Tout là-haut, entre les arbres, apparaît le château de Nideck. Seul un géant pouvait monter un aussi formidable escalier.

Le bruit de la cascade s'estompe dans le lointain.
Le ruisseau est déjà loin au-dessous de moi. Le sentier, en corniche, longe une pente d'éboulis, sur lesquels s'accrochent des sapins. Puis la forêt s'efface pour faire place à des buissons. En arrière, apparaissent alors la cheminée de l'ancien volcan, et le cône de dêbris. Au dessus, on voit encore le donjon du Nideck.
Toutes les pentes qui nous environnent sont jonchées de débris, et couvertes de rochers aux formes tourmentées. Là-haut, l'un d'eux, non content de reconstituer les tuyaux d'orgue, en a aussi imité le buffet.
Puis, petit à petit, ces merveilles disparaissent. Le soleil éclaire violemment la vallée. Devant nous, des arbres forment la limite de la vallée de la Hasel. C'est la frontière de ce monde enchanté que j'ai eu le bonheur de traverser.
Un dernier regard en arrière. Le Nideck est là-haut, flamboyant, comme un appel, une invitation à rester dans son monde de magie et de mystère.

Voici de nouveau la route, qui longe le cours de la Hasel.
Rares sont certainement les touristes, qui vont de l'auberge du Nideck, sur la vallée de la Hasel, à Urmatt. Le sentier est à plusieurs reprises fermé, bouché par les broussailles, et de surcroît pas indiqué. Heureusement, la direction est sans surprise.
Après quelques pas sur la route, je passe un pont, qui franchit la Hasel. Elle coule maintenant à ma gauche, en sautant sur les pierres, et son murmure s'alterne avec celui du vent.
Pour l'instant, le sentier est bien tracé sous les pins, dont les aiguilles forment un épais tapis sur le sol humide. Des maisons, ou des scieries, qui profitent de la force motrice du courant, se cachent derrière les arbres. L'impression étrange d'être revenu dans le monde des humains après avoir traversé les sortilèges de la légende, la routine et la banalité après avoir approché les fées et les géants.

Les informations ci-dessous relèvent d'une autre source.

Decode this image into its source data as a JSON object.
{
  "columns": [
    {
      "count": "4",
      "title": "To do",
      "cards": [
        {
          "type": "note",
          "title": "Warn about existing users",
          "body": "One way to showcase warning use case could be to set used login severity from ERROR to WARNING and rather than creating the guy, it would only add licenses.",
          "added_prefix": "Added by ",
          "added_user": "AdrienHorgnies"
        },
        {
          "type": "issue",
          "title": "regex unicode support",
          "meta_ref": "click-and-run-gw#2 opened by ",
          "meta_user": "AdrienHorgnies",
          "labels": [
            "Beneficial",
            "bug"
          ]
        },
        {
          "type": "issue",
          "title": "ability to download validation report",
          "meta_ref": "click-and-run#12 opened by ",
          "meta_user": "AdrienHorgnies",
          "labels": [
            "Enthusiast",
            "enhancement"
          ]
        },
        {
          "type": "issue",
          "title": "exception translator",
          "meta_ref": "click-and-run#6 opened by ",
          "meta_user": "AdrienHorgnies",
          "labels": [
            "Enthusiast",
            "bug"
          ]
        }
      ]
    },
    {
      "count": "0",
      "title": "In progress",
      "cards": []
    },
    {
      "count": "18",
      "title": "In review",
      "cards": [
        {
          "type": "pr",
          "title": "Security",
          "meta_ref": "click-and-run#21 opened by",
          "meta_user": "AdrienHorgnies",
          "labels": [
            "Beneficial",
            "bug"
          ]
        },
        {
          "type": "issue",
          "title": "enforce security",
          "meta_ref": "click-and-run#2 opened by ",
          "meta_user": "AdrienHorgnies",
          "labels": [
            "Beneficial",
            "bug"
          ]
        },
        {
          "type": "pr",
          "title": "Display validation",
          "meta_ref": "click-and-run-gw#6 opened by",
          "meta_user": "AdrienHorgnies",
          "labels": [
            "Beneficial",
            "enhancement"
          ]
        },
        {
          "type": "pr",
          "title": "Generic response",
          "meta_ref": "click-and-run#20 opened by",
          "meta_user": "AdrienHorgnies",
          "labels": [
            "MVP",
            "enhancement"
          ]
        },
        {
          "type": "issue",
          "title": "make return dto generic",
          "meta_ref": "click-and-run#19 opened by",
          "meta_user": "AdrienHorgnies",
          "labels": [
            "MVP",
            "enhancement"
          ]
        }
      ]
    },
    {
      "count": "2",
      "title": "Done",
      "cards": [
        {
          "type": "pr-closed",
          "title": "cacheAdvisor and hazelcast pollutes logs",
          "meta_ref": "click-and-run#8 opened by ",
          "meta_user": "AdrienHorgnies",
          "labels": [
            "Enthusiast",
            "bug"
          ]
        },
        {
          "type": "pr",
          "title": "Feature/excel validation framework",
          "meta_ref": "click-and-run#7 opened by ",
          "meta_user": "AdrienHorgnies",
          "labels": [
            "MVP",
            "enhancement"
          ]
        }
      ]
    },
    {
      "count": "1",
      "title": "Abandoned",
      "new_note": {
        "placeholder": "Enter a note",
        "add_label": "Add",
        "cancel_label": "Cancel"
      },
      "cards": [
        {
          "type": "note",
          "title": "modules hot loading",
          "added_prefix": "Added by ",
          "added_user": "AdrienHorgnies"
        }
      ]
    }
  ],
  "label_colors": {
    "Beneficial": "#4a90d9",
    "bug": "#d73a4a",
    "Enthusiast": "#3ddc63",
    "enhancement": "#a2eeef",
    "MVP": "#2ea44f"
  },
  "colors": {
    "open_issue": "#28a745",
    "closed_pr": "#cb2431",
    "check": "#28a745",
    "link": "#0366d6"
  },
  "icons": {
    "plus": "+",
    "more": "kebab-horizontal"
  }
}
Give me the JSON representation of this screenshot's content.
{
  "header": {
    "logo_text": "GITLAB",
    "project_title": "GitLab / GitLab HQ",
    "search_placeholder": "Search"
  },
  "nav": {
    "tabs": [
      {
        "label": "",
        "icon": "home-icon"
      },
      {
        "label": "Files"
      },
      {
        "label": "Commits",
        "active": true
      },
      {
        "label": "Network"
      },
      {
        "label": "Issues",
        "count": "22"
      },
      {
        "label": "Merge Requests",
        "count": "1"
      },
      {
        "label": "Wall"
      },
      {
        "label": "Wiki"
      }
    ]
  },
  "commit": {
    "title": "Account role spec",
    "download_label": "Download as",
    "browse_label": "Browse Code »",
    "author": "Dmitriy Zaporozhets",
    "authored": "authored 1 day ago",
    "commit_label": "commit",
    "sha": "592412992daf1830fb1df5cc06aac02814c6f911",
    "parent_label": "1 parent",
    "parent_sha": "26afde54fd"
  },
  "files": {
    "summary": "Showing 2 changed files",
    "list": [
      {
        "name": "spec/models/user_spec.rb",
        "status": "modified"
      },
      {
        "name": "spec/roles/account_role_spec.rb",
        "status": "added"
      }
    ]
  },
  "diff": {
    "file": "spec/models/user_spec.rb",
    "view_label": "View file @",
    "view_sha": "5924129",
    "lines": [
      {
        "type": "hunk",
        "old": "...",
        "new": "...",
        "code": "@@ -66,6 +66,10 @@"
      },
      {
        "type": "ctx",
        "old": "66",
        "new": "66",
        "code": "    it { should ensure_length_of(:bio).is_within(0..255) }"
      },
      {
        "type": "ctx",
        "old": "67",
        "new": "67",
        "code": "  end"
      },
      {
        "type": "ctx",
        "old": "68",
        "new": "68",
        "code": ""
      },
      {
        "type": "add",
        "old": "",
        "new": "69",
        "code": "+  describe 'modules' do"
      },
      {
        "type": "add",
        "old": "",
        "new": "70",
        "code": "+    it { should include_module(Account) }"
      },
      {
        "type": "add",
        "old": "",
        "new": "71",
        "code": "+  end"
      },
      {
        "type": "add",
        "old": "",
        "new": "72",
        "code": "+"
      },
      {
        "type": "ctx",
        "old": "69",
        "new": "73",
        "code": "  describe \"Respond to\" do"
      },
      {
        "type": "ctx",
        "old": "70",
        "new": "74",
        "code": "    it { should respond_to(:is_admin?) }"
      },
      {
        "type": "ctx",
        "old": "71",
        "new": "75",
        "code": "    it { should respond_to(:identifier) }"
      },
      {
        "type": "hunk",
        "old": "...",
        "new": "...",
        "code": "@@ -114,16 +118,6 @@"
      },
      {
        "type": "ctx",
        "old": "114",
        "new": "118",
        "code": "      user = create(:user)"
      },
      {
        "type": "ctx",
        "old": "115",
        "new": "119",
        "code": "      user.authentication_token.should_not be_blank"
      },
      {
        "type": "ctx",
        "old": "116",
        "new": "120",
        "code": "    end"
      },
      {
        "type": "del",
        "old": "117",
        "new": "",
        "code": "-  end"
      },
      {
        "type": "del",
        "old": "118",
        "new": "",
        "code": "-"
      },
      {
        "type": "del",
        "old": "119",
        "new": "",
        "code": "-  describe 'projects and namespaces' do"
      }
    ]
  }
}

Je longe un terrain de camping, et peu à peu, le sentier se ferme. Et il se bouche presque complètement en arrivant à une plantation. Là, les buissons ont poussé très vite et envahi le chemin, que d'ailleurs personne ne semble emprunter.
Enfin me voici à Hohensteinwald, au pied du château de Hohenstein, perché sur un roc escarpé au sommet des monts. Là se trouve une grande scierie, et le sentier suit pour quelques pas un chemin forestier. Mais il s'en détache pour descendre à travers de sombres sapins et aboutir dans des vergers, traversant des herbes folles vers un petit étang, à deux pas du centre d'Oberhaslach.
Dans le village, de l'autre côté de la vallée, se trouve la chapelle du pèlerinage de Saint Florent, où s'était retiré l'ermite qui succéda à Saint Arbogast sur le siège épiscopal de Strasbourg. Plus loin, à Niederhaslach, se trouve la grande église Saint Florent, qui fut restaurée sur l'ordre de l'évêque Frédéric de Lichtenberg par le fils d'Erwin de Steinbach. Si on en croit la petite histoire, Florent était un homme aussi rusé que plein de confiance en Dieu : le roi lui avait promis des terres, autant que son âne entourerait en une journée ; il pensait que l'animal rétif ou paresseux ne lui faisait pas courir de risque. Au contraire, chapitré, motivé et encouragé l'âne parcourut une distance énorme et c'est tout juste s'il n'a pas fait un tour d'Alsace au grand galop.
Le sentier contourne les villages et rejoint la forêt du Stiftswald. Les riverains jouissent d'une vue magnifique vers la montagne du Ringelstein, couverte de sapins.
Le chemin forestier longe la forêt, puis y pénètre. De nombreuses essences y sont mêlées : hêtres, pins, sapins. Certains gisent par terre, lisses et bien écorcés.
Entre deux arbres, l'église de Niederhaslach apparaît, fière, massive, altière.
La direction change, le paysage aussi. Ce sont maintenant les monts qui dominent la vallée de la Bruche qui nous accompagnent ; au. loin, se dresse le Guirbaden, raide et pitoyable comme une épée cassée. Je traverse le Meisenwald, et à l'orée du bosquet des champs et des vergers, alors que les toits d'Urmatt, tache rouge sur le vert des forêts, apparaissent en contrebas, émergeant d'un repli du terrain.